= Savenaca Draunidalo =

Fijian politician (1950–2007)

Savenaca Uluibau Draunidalo (1950 – 22 December 2007), known sometimes by his chiefly title of Ratu, was a Fijian politician, who served in the Cabinet from 2001 to 2006, when a military coup ended his ministerial career. He died in a fishing accident on 22 December 2007, when his outboard boat capsized and hit him when he was en route to Naroi to celebrate the 21st birthday of his youngest daughter, Bulou Gavidi Draunidalo. Draunidalo was from the chiefly family of Naroi, Moala, in the Lau Islands.

Draunidalo was a career soldier who rose to the rank of colonel and founded the largest battalion in the Fiji Army, the Third Infantry Regiment (3FIR).

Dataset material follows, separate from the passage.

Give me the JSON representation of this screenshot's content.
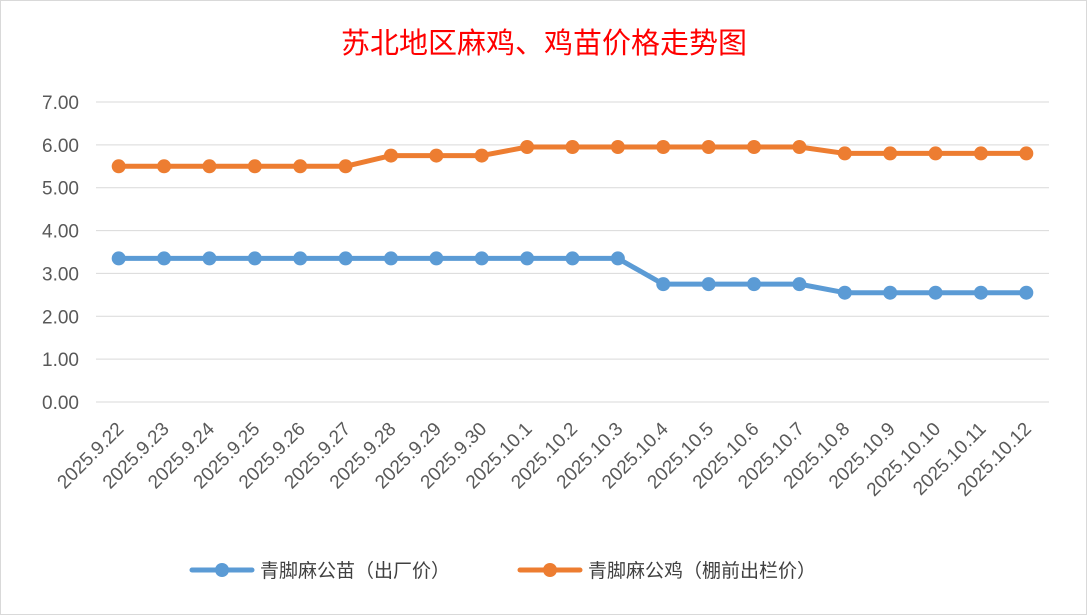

He was awarded the Military Cross by Her Majesty the Queen in recognition of his services with the Fiji Infantry Regiment serving in Lebanon as part of the United Nations Peace Keeping Force United Nations Peace Keeping Missions in the Middle East and in Bougainville.

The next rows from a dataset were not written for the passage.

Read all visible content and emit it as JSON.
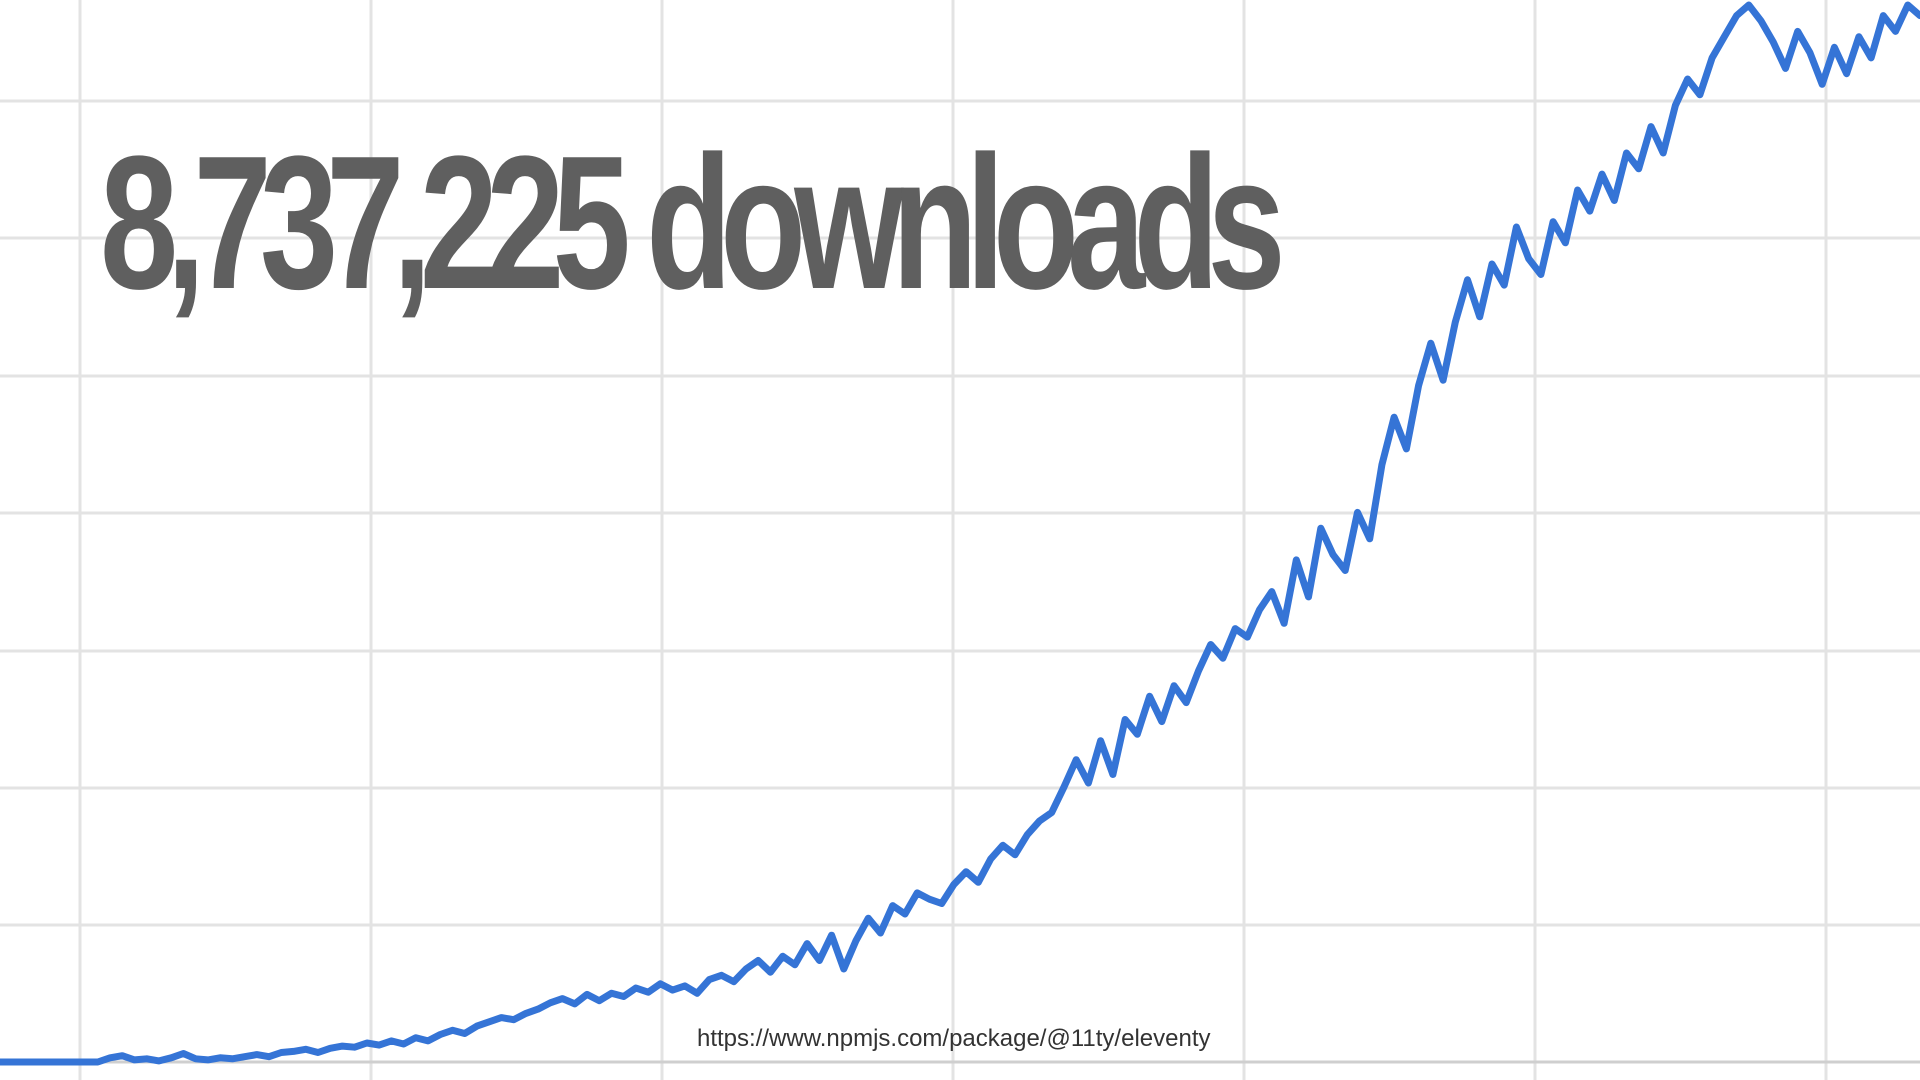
{
  "headline": "8,737,225 downloads",
  "source_url": "https://www.npmjs.com/package/@11ty/eleventy",
  "colors": {
    "line": "#3574d6",
    "grid": "#e3e3e3",
    "headline": "#5f5f5f",
    "background": "#ffffff"
  },
  "chart_data": {
    "type": "line",
    "title": "",
    "xlabel": "",
    "ylabel": "",
    "grid": true,
    "legend": "none",
    "x_tick_labels": [],
    "y_tick_labels": [],
    "ylim": [
      0,
      100
    ],
    "series": [
      {
        "values": [
          0,
          0,
          0,
          0,
          0,
          0,
          0,
          0,
          0,
          0.4,
          0.6,
          0.2,
          0.3,
          0.1,
          0.4,
          0.8,
          0.3,
          0.2,
          0.4,
          0.3,
          0.5,
          0.7,
          0.5,
          0.9,
          1.0,
          1.2,
          0.9,
          1.3,
          1.5,
          1.4,
          1.8,
          1.6,
          2.0,
          1.7,
          2.3,
          2.0,
          2.6,
          3.0,
          2.7,
          3.4,
          3.8,
          4.2,
          4.0,
          4.6,
          5.0,
          5.6,
          6.0,
          5.5,
          6.4,
          5.8,
          6.5,
          6.2,
          7.0,
          6.6,
          7.4,
          6.8,
          7.2,
          6.5,
          7.8,
          8.2,
          7.6,
          8.8,
          9.6,
          8.5,
          10.0,
          9.2,
          11.2,
          9.6,
          12.0,
          8.8,
          11.5,
          13.6,
          12.2,
          14.8,
          14.0,
          16.0,
          15.4,
          15.0,
          16.8,
          18.0,
          17.0,
          19.2,
          20.5,
          19.6,
          21.5,
          22.8,
          23.6,
          26.0,
          28.6,
          26.4,
          30.4,
          27.2,
          32.4,
          31.0,
          34.6,
          32.2,
          35.6,
          34.0,
          37.0,
          39.5,
          38.2,
          41.0,
          40.2,
          42.8,
          44.5,
          41.5,
          47.5,
          44.0,
          50.5,
          48.0,
          46.5,
          52.0,
          49.5,
          56.5,
          61.0,
          58.0,
          64.0,
          68.0,
          64.5,
          70.0,
          74.0,
          70.5,
          75.5,
          73.5,
          79.0,
          76.0,
          74.5,
          79.5,
          77.5,
          82.5,
          80.5,
          84.0,
          81.5,
          86.0,
          84.5,
          88.5,
          86.0,
          90.5,
          93.0,
          91.5,
          95.0,
          97.0,
          99.0,
          100.0,
          98.5,
          96.5,
          94.0,
          97.5,
          95.5,
          92.5,
          96.0,
          93.5,
          97.0,
          95.0,
          99.0,
          97.5,
          100.0,
          99.0
        ]
      }
    ]
  }
}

Draunidalo also served in the civil service, holding such posts as Deputy Permanent Secretary of Home Affairs and Commissioner Eastern. In the election held in September 2001, Draunidalo, won the Lau Taveuni Rotuma Open Constituency. Though elected as an independent candidate, he was appointed to the Soqosoqo Duavata ni Lewenivanua (SDL)-dominated Cabinet as Minister for Works and Energy. In the parliamentary election held on 6–13 May, he retained his seat with a large majority, and was subsequently appointed Minister for Public Enterprises.

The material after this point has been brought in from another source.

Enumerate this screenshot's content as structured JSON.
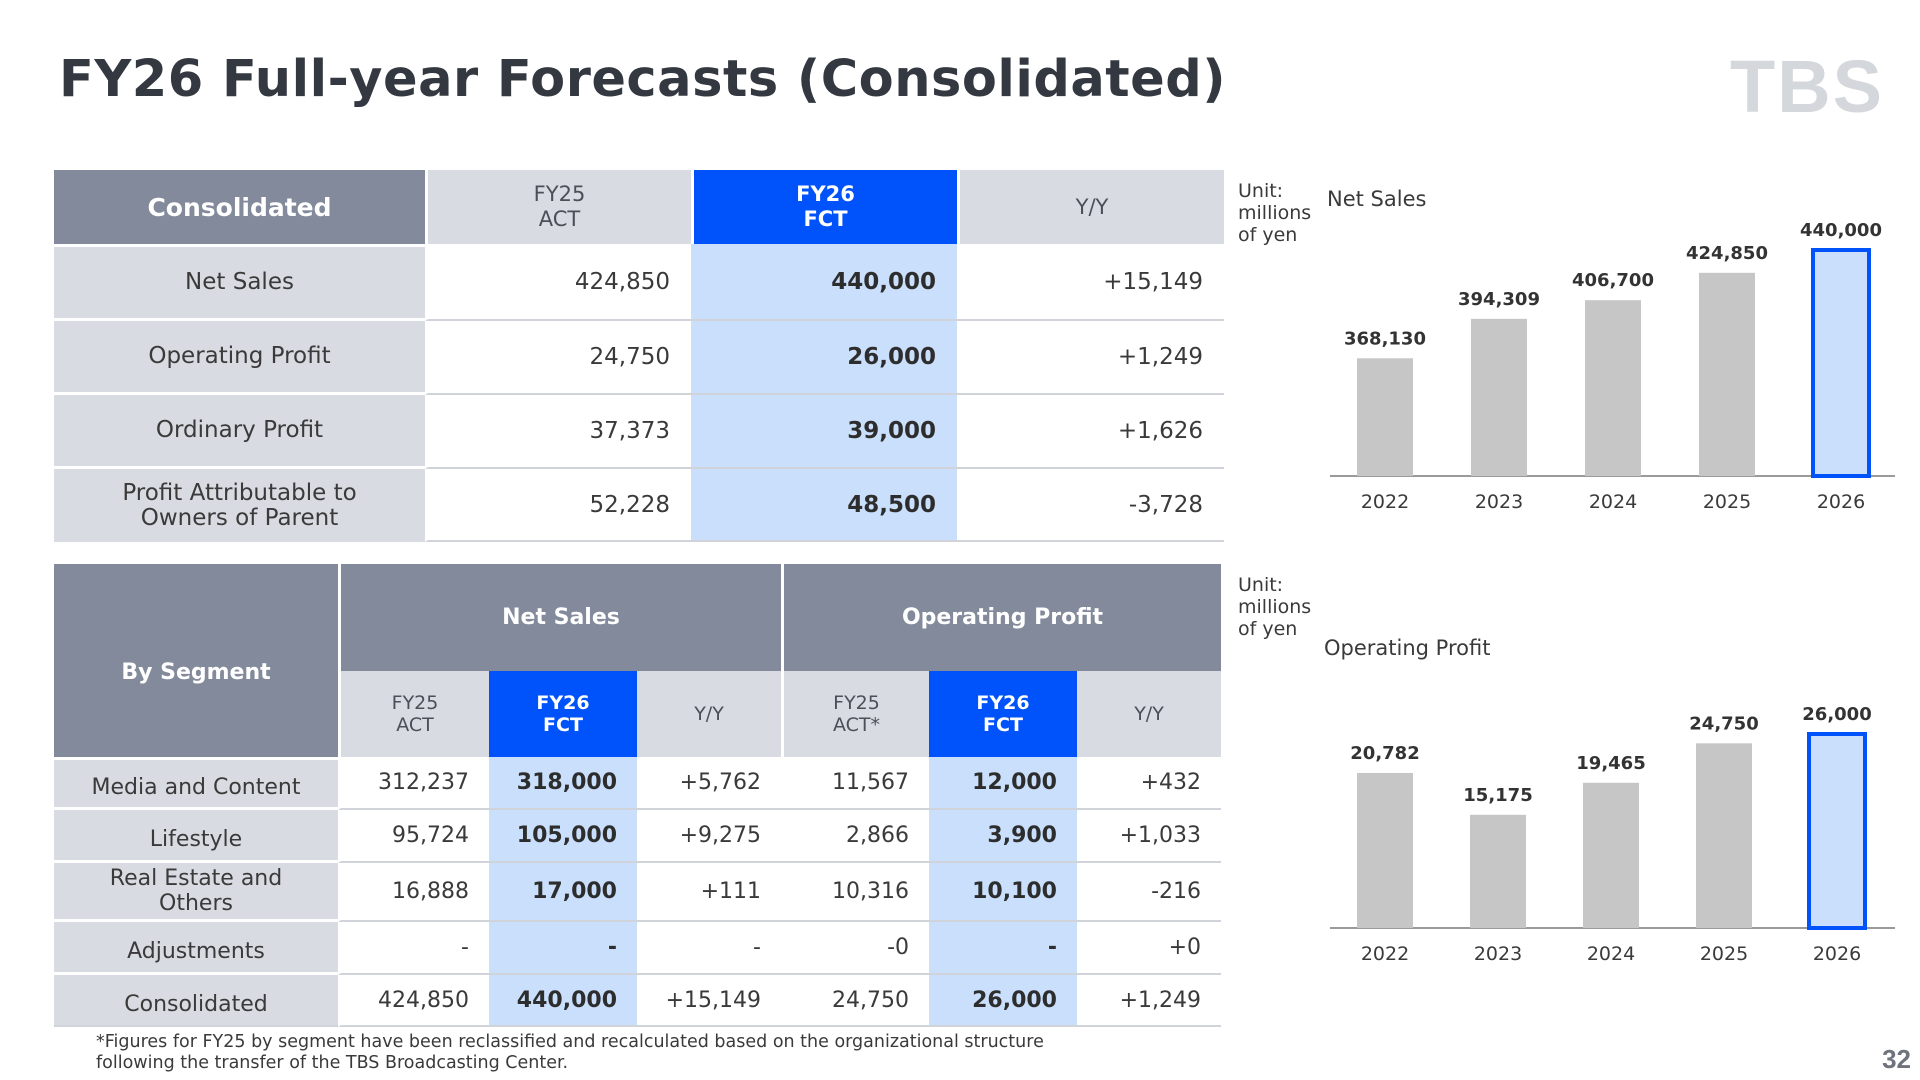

Draunidalo was the first husband of the late Adi Kuini Speed, a paramount chief (who held the title of Tui Noikoro) and Deputy Prime Minister in the Chaudhry government of 1999–2000. They had two children: Tupou Draunidalo, a lawyer and Vice President of the Fiji Law Society, and Captain Isireli Draunidalo, a Commissioned Officer of the Republic of Fiji Military Forces. Draunidalo subsequently married Salesia Mataitoga, with whom he had two daughters - Adi Illeyah and Bulou Gavidi, who were both educated at New Zealand universities.